In our view, 2Q probably rose 1% to 2% q-o-q and 9% to 10% y-o-y, driven by non-voice revenues and subscriber growth. Voice revenue continued to decline on the back of further erosion of average revenue per minute (ARPM), and increasing substitution by data messaging.

During the quarter, DiGi launched 'Super Reload' which bundles RM75 worth of minutes, SMS and MMS in a RM15 reload voucher. We think that these features will further commoditise voice, SMS and MMS. That said, we expect DiGi to continue making headway in the Malay and rural user segments, which will mitigate the decline in voice revenues.

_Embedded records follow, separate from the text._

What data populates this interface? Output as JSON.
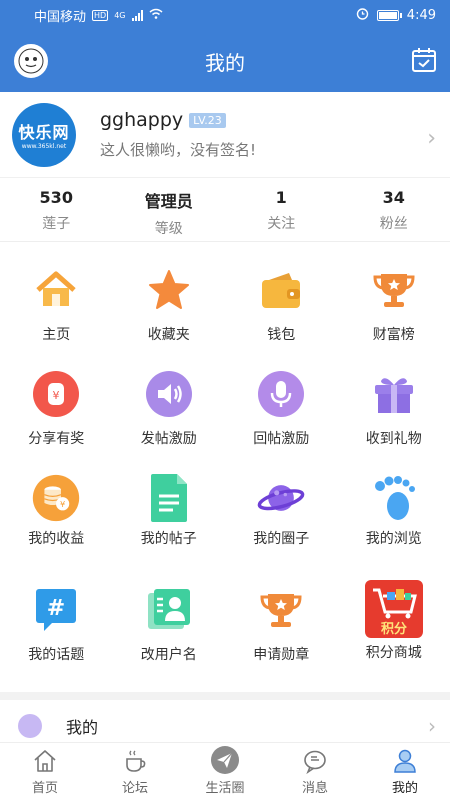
{
  "status_bar": {
    "carrier": "中国移动",
    "hd": "HD",
    "network": "4G",
    "time": "4:49"
  },
  "header": {
    "title": "我的"
  },
  "profile": {
    "logo_title": "快乐网",
    "logo_sub": "www.365kl.net",
    "username": "gghappy",
    "level": "LV.23",
    "signature": "这人很懒哟，没有签名!"
  },
  "stats": [
    {
      "value": "530",
      "label": "莲子"
    },
    {
      "value": "管理员",
      "label": "等级"
    },
    {
      "value": "1",
      "label": "关注"
    },
    {
      "value": "34",
      "label": "粉丝"
    }
  ],
  "grid": [
    {
      "label": "主页",
      "icon": "home-icon"
    },
    {
      "label": "收藏夹",
      "icon": "star-icon"
    },
    {
      "label": "钱包",
      "icon": "wallet-icon"
    },
    {
      "label": "财富榜",
      "icon": "trophy-icon"
    },
    {
      "label": "分享有奖",
      "icon": "share-reward-icon"
    },
    {
      "label": "发帖激励",
      "icon": "speaker-icon"
    },
    {
      "label": "回帖激励",
      "icon": "microphone-icon"
    },
    {
      "label": "收到礼物",
      "icon": "gift-icon"
    },
    {
      "label": "我的收益",
      "icon": "coins-icon"
    },
    {
      "label": "我的帖子",
      "icon": "document-icon"
    },
    {
      "label": "我的圈子",
      "icon": "planet-icon"
    },
    {
      "label": "我的浏览",
      "icon": "footprint-icon"
    },
    {
      "label": "我的话题",
      "icon": "hashtag-icon"
    },
    {
      "label": "改用户名",
      "icon": "contact-card-icon"
    },
    {
      "label": "申请勋章",
      "icon": "medal-icon"
    },
    {
      "label": "积分商城",
      "icon": "points-mall-icon",
      "badge": "积分"
    }
  ],
  "more": {
    "label": "我的"
  },
  "nav": [
    {
      "label": "首页",
      "icon": "home-outline-icon"
    },
    {
      "label": "论坛",
      "icon": "coffee-cup-icon"
    },
    {
      "label": "生活圈",
      "icon": "paper-plane-icon"
    },
    {
      "label": "消息",
      "icon": "chat-bubble-icon"
    },
    {
      "label": "我的",
      "icon": "person-icon"
    }
  ],
  "colors": {
    "primary": "#3d7fd6",
    "accent_orange": "#f6a43a",
    "accent_purple": "#a98ae8"
  }
}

We think that earnings before interest, tax, depreciation and amortisation (Ebitda) margin was at least stable on a q-o-q basis at around 45%, thanks to DiGi's efficiency measures. Recall that Ebitda margin had risen by 1.1 percentage points q-o-q and 0.4 pps y-o-y in 1Q11.

We expect DiGi to maintain its dividend per share (DPS) of 53 sen, unchanged from 1Q11 and up 23% y-o-y despite the lower net profit arising from the higher depreciation. The company has said that it will maintain its absolute DPS in 2011 ' its payout will exceed 100% against its announcement earlier this year that the payout will be capped at 100%.

We maintain our 'outperform' and discounted cash flow-based target price of RM34 (weighted average cost of capital 11.6%). We like its high single-digit revenue growth, which is the highest among the telcos, and the steady rise in Ebitda margins.

As 75% of its revenue comes from prepaid users, DiGi will be a key beneficiary of the industry's plan to pass on the 6% sales tax to prepaid users on Sept 1. This is a likely catalyst and will help net profit surprise on the upside. Our FY12/FY13 core net profit estimates are 13% to 23% above consensus. ' CIMB Research, July 13


This article appeared in The Edge Financial Daily, July 14, 2011.